@ # 101 by Richard230:
Very well composed arguments & observations - that's the R230 we all remember - A pleasure to read!
Only about 50 years of tax payment history myself. I miss Arizona's $35/yearly registration fees for older vehicles, the $200/yearly for liability insurance, etc., but I lived on a dirt road, there were no sidewalks, no sewer system (septic tanks), no natural gas service (propane only), no water service (private well only), no street lights, no traffic signals. Food & fuel costs were actually higher in the rural areas as everything is "imported". Local area roads were pretty rough except for the I40 from Needles to Kingman and the 95 to Las Vegas.
The population density is much less in Arizona than California also (7M vs. 40M), which generally means less waiting in lines (except for Social Security Check day twice a month at the grocery store). The Arizona DMV experience is better, depending on when you go. As a retiree you can usually schedule around the crowd. As most folks in our area were retirees, there were fewer school taxes but no shortage of mostly retired California & Washington geezers complaining about subsidizing "other peoples kids". I'm not sure who these folks thought paid school taxes when they were growing up.
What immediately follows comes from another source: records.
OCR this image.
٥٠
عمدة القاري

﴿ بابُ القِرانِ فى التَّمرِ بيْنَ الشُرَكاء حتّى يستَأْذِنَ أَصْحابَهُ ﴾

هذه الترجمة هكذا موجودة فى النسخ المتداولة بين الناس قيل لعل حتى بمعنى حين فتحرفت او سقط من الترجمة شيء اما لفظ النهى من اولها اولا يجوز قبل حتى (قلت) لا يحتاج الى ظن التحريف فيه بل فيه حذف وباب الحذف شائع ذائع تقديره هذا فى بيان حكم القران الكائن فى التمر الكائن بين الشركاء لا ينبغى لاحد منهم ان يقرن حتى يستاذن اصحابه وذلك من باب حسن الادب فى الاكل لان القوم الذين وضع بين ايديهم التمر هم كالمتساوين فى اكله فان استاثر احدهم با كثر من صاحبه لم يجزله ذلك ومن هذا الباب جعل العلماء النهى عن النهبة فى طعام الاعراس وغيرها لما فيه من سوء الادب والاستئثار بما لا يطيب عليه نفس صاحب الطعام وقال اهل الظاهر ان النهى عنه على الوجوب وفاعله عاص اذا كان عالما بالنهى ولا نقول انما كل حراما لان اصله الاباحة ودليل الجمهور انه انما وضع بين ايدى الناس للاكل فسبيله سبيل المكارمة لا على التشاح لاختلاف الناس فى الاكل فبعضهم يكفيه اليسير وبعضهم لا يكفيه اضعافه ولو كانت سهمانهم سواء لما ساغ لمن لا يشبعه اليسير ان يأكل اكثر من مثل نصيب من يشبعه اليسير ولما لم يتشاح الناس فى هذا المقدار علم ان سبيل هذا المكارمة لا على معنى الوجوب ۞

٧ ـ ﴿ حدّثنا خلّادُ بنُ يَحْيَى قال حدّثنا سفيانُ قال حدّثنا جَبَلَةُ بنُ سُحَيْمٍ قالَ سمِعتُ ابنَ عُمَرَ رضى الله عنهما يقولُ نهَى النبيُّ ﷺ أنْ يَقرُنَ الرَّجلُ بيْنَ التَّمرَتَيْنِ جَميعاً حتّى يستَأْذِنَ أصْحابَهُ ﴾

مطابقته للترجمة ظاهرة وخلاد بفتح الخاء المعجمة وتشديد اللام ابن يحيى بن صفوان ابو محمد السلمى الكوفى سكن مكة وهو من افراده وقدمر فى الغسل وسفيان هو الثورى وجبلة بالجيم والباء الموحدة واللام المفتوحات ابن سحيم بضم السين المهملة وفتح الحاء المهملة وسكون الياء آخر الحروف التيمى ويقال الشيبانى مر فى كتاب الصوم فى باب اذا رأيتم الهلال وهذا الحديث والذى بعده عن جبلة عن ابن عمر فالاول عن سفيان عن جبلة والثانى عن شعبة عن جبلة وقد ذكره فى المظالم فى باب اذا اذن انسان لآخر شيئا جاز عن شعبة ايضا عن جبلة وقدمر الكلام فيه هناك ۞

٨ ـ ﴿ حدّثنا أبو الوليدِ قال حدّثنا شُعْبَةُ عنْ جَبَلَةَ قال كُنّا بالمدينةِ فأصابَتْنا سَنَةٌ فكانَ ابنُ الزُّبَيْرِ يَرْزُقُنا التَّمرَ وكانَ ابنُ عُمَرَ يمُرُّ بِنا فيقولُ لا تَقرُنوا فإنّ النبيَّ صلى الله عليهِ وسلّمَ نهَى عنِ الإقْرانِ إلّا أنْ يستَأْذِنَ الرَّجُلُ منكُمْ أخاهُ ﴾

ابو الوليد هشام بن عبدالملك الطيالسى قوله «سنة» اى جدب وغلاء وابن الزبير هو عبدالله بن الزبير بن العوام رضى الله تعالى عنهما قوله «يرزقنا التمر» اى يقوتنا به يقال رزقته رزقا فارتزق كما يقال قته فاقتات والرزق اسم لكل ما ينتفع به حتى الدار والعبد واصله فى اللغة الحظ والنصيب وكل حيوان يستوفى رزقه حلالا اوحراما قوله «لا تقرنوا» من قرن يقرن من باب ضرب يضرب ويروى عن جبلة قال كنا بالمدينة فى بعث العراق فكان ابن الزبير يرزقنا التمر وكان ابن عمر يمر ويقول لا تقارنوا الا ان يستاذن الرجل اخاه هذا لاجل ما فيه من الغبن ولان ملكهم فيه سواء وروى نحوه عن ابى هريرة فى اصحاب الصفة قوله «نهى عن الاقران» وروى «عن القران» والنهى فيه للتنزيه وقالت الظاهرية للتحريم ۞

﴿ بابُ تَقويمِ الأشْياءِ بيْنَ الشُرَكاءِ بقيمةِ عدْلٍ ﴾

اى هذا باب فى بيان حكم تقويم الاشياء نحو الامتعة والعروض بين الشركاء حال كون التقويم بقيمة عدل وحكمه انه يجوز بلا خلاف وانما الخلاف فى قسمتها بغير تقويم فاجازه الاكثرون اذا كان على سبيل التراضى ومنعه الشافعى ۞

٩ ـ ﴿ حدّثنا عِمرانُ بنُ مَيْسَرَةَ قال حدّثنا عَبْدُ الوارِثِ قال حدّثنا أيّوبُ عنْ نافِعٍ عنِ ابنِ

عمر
Every where you choose to live there are pros & cons. Arizona infrastructure & social services are nowhere near what California has, except perhaps inside the cities of Phoenix & Tucson. At about 1/6th the population, we average about 15 square miles of state per person vs. 4 sq. mi. or so in California, so similar infrastructure would be very costly per capita.
I chose to retire here for the climate & location. I pay my "biggo box" of Property tax yearly for the privilege of squatting on my own acreage. I still don't have any infrastructure, but pay state & local taxes just like I do. Here I can grow a few fruit trees, battle gophers for my garden, watch the foothills change color seasonally, enjoy a parade of wildlife helping the gophers finish off the garden remnants, all at sane temperatures (105 is a real hot day here vs. 125 in the shade), and watch actual rainfall (maybe 20"-30" yearly vs. 2"), and still have enough brush between me and my neighbors that we don't see each other except at the local grocery store.
It's pretty easy to up stakes & move to a lower cost of living area, and Arizona is certainly full of expats. Houses are selling well right now, that'd finance a nice "casa grande" in a lot of other cheaper, less regulated places to live with lots left over. Life's too short to be miserable. If you aren't happy where you are, change it while you can. We need to spend our remaining time doing what makes us happy, not grinding our guts on stuff we can't really change in the time we have left.